Winning a grant from the U.K.’s National Health Service.
➡️ Interesting that they did get a grant on the topic.
👉How Health Data Gets Sold: Moving From Third-Party to First-Party (out of Pocket)
14 health systems including Tenet and Northwell have banded together to create Truveta so they can structure and sell data (which just raised $95M). Blue Health Intelligence has aggregated claims data from the different Blue Cross plans.
➡️ Should we dig deeper? Understand if it exists in Europe? I don’t think it does. On our side, we will never sell the data.
Epic has built Cosmos, a massive database of de-identified patient records for a wide array of planned use cases. Change Healthcare is a clearinghouse with lots of structured claims data.
Companies like Datavant and Healthverity would be considered data brokers. Buying data at this level usually gives you the most types of data + it’s queryable + you can use the tokenization on your own internal data to connect it to matching tokens in other datasets.
However, I think companies will want to move more towards a first-party data collection system where they get the data directly from consenting patients.
👉 Vital Signs: Babylon Health Breakdown (Vital Signs)

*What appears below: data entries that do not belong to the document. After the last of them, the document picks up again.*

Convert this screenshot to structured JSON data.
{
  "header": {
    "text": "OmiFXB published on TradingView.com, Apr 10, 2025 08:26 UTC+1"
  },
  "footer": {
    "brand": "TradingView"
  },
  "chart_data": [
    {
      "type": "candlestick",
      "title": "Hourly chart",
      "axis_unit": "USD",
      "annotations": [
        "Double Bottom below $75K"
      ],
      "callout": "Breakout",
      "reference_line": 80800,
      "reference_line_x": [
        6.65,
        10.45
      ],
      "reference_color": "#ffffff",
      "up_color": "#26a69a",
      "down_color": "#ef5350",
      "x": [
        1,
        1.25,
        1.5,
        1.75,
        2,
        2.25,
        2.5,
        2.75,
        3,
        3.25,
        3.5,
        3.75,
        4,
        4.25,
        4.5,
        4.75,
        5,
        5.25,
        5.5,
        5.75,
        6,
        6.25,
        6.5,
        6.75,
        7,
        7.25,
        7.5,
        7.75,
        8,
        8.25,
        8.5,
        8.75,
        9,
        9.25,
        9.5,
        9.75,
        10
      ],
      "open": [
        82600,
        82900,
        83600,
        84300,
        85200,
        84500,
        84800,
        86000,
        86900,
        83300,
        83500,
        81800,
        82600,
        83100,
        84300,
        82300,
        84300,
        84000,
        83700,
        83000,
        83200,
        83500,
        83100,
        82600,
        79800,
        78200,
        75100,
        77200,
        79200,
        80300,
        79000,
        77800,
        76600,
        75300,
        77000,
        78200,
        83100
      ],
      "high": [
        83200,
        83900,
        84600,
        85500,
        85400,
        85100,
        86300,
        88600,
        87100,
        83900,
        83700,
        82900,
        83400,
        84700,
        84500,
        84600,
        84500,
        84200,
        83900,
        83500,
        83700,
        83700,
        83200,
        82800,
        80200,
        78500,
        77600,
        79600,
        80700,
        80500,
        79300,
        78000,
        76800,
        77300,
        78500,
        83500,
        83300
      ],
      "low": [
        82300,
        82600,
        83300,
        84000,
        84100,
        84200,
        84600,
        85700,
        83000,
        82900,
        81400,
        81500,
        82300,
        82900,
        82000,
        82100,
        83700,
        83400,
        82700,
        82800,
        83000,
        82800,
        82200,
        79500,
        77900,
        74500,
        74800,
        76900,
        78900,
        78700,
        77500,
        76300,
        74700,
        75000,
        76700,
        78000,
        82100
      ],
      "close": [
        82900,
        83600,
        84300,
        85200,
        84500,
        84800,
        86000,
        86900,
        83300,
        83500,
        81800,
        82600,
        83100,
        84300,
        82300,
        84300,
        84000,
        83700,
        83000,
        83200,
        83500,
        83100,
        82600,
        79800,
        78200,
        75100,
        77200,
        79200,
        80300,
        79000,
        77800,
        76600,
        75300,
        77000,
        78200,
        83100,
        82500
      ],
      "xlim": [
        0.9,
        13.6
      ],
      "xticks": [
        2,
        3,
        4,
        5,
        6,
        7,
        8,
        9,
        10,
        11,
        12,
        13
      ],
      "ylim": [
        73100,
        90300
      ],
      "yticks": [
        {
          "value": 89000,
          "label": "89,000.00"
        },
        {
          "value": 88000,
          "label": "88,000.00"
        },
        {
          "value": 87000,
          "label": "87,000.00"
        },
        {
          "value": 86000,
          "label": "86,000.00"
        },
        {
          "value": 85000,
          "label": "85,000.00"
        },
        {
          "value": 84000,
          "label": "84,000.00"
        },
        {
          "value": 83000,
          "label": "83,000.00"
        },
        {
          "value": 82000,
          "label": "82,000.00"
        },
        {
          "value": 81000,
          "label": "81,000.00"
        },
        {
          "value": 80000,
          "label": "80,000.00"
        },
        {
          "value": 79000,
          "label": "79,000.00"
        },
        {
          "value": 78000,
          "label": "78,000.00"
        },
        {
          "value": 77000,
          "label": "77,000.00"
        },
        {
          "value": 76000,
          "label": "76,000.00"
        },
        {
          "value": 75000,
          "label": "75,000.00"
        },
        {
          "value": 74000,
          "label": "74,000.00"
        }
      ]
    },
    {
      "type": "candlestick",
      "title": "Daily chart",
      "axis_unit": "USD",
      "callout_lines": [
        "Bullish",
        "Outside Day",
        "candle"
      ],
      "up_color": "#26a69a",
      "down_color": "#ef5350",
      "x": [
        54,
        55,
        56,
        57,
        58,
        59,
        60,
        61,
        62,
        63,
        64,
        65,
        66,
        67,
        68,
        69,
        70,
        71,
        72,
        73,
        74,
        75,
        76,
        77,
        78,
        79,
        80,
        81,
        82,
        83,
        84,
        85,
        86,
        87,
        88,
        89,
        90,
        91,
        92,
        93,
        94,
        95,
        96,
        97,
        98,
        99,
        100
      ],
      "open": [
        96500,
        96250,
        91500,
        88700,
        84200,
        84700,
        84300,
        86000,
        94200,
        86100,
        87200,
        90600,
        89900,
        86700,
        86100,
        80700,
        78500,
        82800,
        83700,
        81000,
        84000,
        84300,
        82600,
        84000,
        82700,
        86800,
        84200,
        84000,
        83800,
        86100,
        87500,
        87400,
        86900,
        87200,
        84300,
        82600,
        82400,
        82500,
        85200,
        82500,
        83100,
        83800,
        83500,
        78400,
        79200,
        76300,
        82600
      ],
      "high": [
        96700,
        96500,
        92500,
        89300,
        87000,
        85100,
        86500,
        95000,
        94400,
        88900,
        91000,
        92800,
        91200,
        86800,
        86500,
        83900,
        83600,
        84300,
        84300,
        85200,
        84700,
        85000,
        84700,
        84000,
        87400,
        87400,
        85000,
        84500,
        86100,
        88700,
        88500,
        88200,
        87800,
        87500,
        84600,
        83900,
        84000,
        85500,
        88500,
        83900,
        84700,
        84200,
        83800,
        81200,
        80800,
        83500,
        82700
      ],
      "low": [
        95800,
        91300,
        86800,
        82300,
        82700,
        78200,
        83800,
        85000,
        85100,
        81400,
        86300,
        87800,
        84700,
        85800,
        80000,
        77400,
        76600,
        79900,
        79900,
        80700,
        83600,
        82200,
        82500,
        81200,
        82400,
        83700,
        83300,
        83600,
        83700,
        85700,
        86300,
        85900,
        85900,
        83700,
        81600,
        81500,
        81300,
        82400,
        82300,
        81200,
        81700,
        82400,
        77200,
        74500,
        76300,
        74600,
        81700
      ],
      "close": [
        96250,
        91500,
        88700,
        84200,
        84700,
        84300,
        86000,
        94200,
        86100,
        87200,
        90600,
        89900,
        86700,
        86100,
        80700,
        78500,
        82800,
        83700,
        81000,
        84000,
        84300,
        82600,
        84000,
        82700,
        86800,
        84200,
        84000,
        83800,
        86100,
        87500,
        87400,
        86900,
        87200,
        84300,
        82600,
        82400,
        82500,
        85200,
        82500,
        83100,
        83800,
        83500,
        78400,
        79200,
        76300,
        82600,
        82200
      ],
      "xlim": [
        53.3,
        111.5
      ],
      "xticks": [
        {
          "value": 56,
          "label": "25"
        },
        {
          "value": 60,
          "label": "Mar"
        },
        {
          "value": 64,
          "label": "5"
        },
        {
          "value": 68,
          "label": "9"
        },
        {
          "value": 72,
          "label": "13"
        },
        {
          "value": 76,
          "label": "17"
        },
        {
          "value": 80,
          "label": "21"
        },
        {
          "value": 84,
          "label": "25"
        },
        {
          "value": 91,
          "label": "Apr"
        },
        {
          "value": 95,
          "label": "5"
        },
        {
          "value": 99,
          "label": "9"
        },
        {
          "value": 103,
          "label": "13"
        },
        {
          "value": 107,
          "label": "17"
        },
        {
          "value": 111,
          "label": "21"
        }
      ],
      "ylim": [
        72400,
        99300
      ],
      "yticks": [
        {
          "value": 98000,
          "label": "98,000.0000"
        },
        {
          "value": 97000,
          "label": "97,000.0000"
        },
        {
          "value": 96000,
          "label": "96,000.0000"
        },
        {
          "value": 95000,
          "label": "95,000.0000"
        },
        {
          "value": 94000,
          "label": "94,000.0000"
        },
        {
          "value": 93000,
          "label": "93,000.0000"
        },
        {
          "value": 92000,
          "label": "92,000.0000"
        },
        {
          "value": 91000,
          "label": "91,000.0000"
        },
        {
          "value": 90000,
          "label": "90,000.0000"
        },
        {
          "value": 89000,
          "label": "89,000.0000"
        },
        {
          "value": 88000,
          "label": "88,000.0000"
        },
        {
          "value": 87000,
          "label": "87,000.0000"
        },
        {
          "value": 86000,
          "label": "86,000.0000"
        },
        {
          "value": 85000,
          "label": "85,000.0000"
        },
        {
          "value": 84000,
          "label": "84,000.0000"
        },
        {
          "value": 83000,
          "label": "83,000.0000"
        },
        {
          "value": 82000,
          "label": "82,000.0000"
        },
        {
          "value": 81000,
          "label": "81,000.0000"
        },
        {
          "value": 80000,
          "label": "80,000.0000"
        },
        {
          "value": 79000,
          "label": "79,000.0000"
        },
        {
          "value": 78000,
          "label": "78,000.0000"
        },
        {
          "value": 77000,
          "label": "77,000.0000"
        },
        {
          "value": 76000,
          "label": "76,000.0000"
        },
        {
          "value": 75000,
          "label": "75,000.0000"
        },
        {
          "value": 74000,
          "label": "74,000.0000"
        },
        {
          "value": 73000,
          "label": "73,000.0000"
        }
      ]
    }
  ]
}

Today they serve 24 million patients.
➡️ High number of patients but low number of interactions in % of patients.
The app was built on Babylon’s AI tech: probabilistic modeling of the likelihood users have certain diagnoses, and what potential next actions should be taken, given the information they provide.
Babylon was able to take its UK tool and customize the technology for new regions by tweaking models based on available data including local disease prevalence. Babylon then took their product to Rwanda via the Gates Foundation where 20% of the population has registered for their product today.
➡️ Good objective to be the solution for countries!
Value-based contracts are projected to be 81% of Babylon’s 2021 revenue
Babylon also classifies its GP at Hand business (providing primary care for the UK’s National Health Service) in its VBC business line as Babylon receives capitated rates from the UK government based on projected primary care spend. The company served 106,000 members in Q3 and is adding 55,000 more next year.
AI-driven digital front door business competes with Buoy Health, K Health, HealthTap, 98point6, Ada and others.
➡️ Did you test the different solutions?
430% rev growth
➡️ Quite an impressive number at their scale. I think it is why we should not limit ourselves and aim at having crazy growth even at scale.
At scale, Babylon management estimates the pure tech business can run at 90% gross margins, while fee-for-service virtual care can run at 25% and value-based care at 30%.
➡️ Interesting benchmarks.
Babylon published a peer-reviewed study showing it had realized 15-35% cost savings for its patient population over a two-year time period compared to the North West London average. The result has limitations as patients were not randomized but rather self-selected into the tech-forward Babylon plan.
➡️ I really like the idea they pushed for a peer review study.
Babylon itself has already ventured into a clinic-based model through its purchase of the two California practice groups.
➡️ They now own clinics they have purchased.
Selling software only was high margin but hard to grow into a big business. Babylon was better off when it sacrificed margin to expand the scope of what it could offer
Babylon’s initial business integrating its software into other care providers was plagued by long sales cycles (~2 years) and integration timelines. By offering its own patient-facing telemedicine service, Babylon took its destiny into its own hands. Its fuller model is proving more attractive to payers and substantially differentiated from other front-door players.
➡️ Babylon has done some white labeling of its tech, but it did not prove to be a strong success in terms of revenue.